What is the Cos 2 Theta Calculator?
This tool computes cos(2θ) — the cosine of double an angle — for any value of θ entered in degrees or radians. It is built on the cosine double-angle identity, a cornerstone of trigonometry used in physics, engineering, signal processing and calculus simplifications.
How to use it
Enter your angle θ, choose whether it is in degrees or radians, and the calculator returns cos(2θ) along with cos θ and sin θ so you can verify the identity yourself. Negative angles and angles larger than 360° (or 2π) are fully supported.
The formula explained
The double-angle identity states:
$$\cos(2\theta) = \cos^2\theta - \sin^2\theta = 2\cos^2\theta - 1 = 1 - 2\sin^2\theta$$
All three forms are algebraically equivalent because of the Pythagorean identity \(\sin^2\theta + \cos^2\theta = 1\).

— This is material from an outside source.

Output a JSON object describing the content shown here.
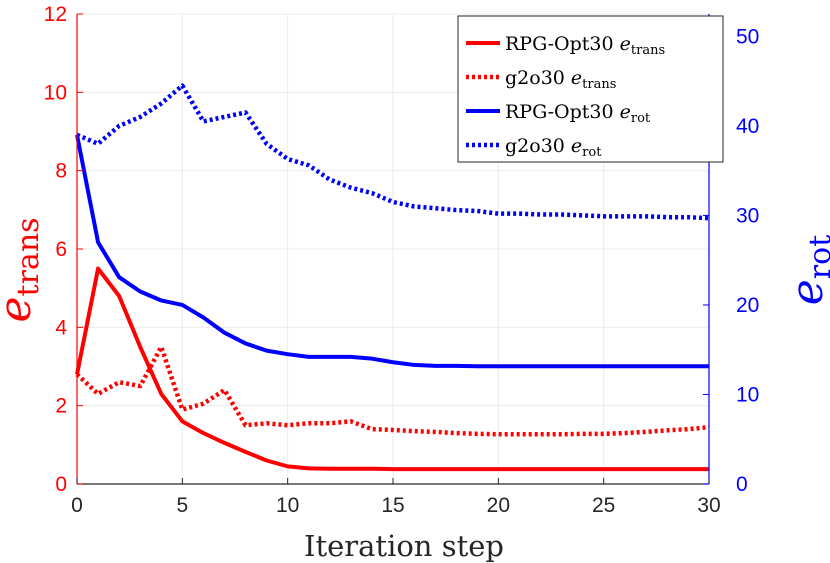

The calculator evaluates cos(2θ) directly, then displays cos θ and sin θ so you can confirm that \(\cos^2\theta - \sin^2\theta\) matches.
Worked example
For θ = 30°: cos 30° = 0.866025, sin 30° = 0.5. Then $$\cos^2\theta - \sin^2\theta = 0.75 - 0.25 = 0.5$$ Indeed \(\cos(60°) = 0.5\), confirming the identity.
FAQ
Does it accept radians? Yes — select the Radians option and enter θ in radians (e.g. \(\pi/6 \approx 0.5236\)).
Why show cos θ and sin θ? They let you double-check the result via \(\cos^2\theta - \sin^2\theta\).
What is cos(2θ) at 45°? It equals \(\cos(90°) = 0\), since \(\cos^2 45° - \sin^2 45° = 0.5 - 0.5 = 0\).